Artur Schopenhauer w swoim dziele Die eristische Dialektik (Erystyka czyli sztuka
prowadzenia sporów) wymienia Argumentum ad personam jako ostatni sposób
nieuczciwej argumentacji, stosowany, gdy wszystkie inne sposoby zawodzą i nie ma
szans na wygranie sporu argumentacją merytoryczną.
Krytyk kontynuuje:
”[…..] oraz dodał:
„A jakie instrukcje dostali Izraelici jeżeli chodzi o sposób obchodzenia się z krwią,
która opuści organizm? Słowo Boże mówi:
Księga Kapłańska 17:13: „Jeśli jakiś człowiek z synów Izraela lub jakiś
osiadły przybysz, który przebywa pośród was jako przybysz, złapie podczas łowów
dzikie zwierzę lub ptaka, które można jeść, to wyleje jego krew i przykryje ją
prochem”. Biblia nie podaje żadnej innej instrukcji obchodzenia się z krwią, która
opuszcza organizm. Nigdzie nie jest napisane w Piśmie Świętym, że można jej użyć
w innych celach, np. przetaczając ją w celach leczniczych innej osobie,
używając jako dodatku do nawozów itd.. Wychodzenie poza ramy tej jasnej
instrukcji jest wychodzeniem ponad to, co zostało napisane w Piśmie Świętym
(…..)”
A sam co robi? Instrukcję, która wyraźnie zamyka się w ramach konkretnej sytuacji,
mianowicie łowów na dzikie zwierzę lub ptaka, które można spożyć rozciąga na
medyczne przypadki, gdzie krew pobiera się do badań, do przetoczeń itp.
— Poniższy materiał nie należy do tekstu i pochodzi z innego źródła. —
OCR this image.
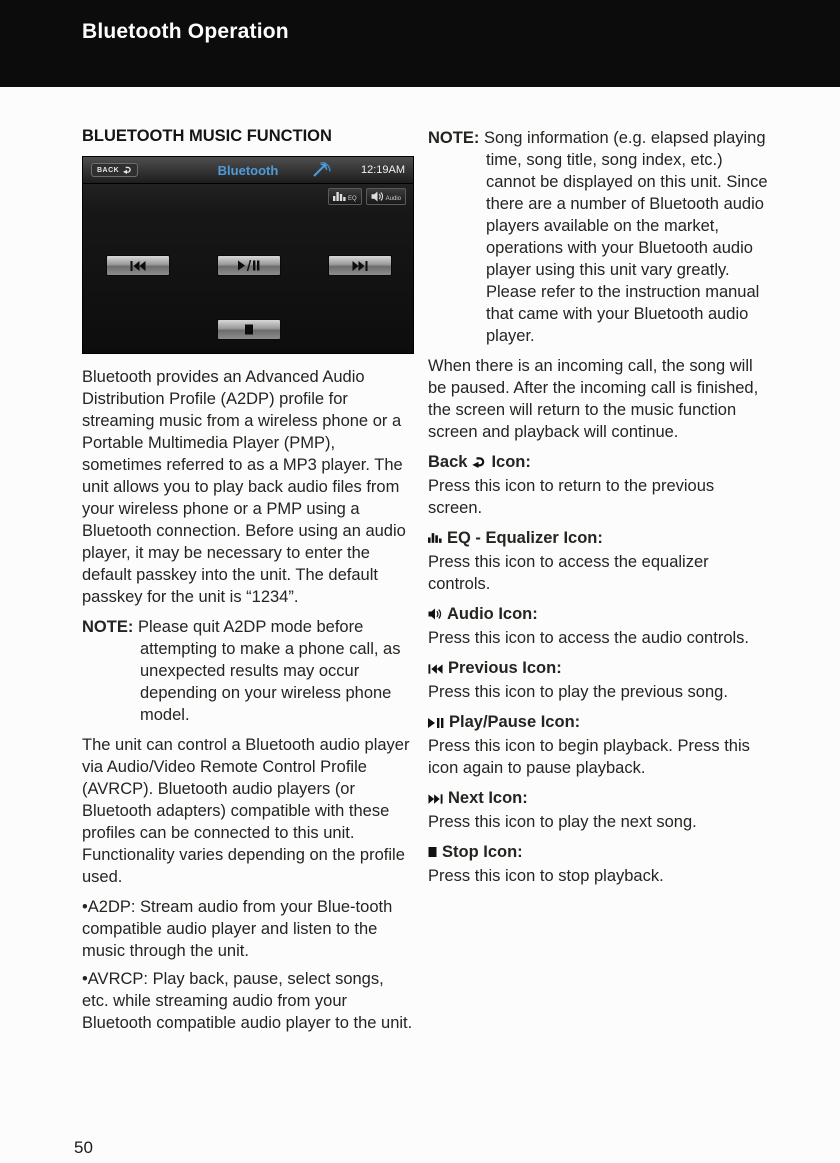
Bluetooth Operation
BLUETOOTH MUSIC FUNCTION
BACK	Bluetooth	12:19AM
EQ	Audio

Bluetooth provides an Advanced Audio Distribution Profile (A2DP) profile for streaming music from a wireless phone or a Portable Multimedia Player (PMP), sometimes referred to as a MP3 player. The unit allows you to play back audio files from your wireless phone or a PMP using a Bluetooth connection. Before using an audio player, it may be necessary to enter the default passkey into the unit. The default passkey for the unit is “1234”.

NOTE: Please quit A2DP mode before attempting to make a phone call, as unexpected results may occur depending on your wireless phone model.

The unit can control a Bluetooth audio player via Audio/Video Remote Control Profile (AVRCP). Bluetooth audio players (or Bluetooth adapters) compatible with these profiles can be connected to this unit. Functionality varies depending on the profile used.

•A2DP: Stream audio from your Blue-tooth compatible audio player and listen to the music through the unit.

•AVRCP: Play back, pause, select songs, etc. while streaming audio from your Bluetooth compatible audio player to the unit.

NOTE: Song information (e.g. elapsed playing time, song title, song index, etc.) cannot be displayed on this unit. Since there are a number of Bluetooth audio players available on the market, operations with your Bluetooth audio player using this unit vary greatly. Please refer to the instruction manual that came with your Bluetooth audio player.

When there is an incoming call, the song will be paused. After the incoming call is finished, the screen will return to the music function screen and playback will continue.

Back Icon:

Press this icon to return to the previous screen.

EQ - Equalizer Icon:

Press this icon to access the equalizer controls.

Audio Icon:

Press this icon to access the audio controls.

Previous Icon:

Press this icon to play the previous song.

Play/Pause Icon:

Press this icon to begin playback. Press this icon again to pause playback.

Next Icon:

Press this icon to play the next song.

Stop Icon:

Press this icon to stop playback.

50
Napisane jest
o łowach, ale on wychodzi ponad to co jest napisano i dodaje od siebie medycynę.
[……]”
Każdy może z łatwością się przekonać, że o wiele, wiele szerzej uzasadniłem biblijny pogląd
Świadków Jehowy dotyczący transfuzji krwi. Artykuł ma 140 stron:
https://bioslawekblog.files.wordpress.com/2014/12/krew.pdf
Reszty wpisu nie komentuję (jak i pominąłem niektóre wcześniejsze fragmenty). Dyskutuję jedynie
z konkretami, a nie z pluciem jadem. Cenię każdą krytykę, ale odpowiadam tylko na zarzuty, ktore
są prezentowane w cywilizowanej formie.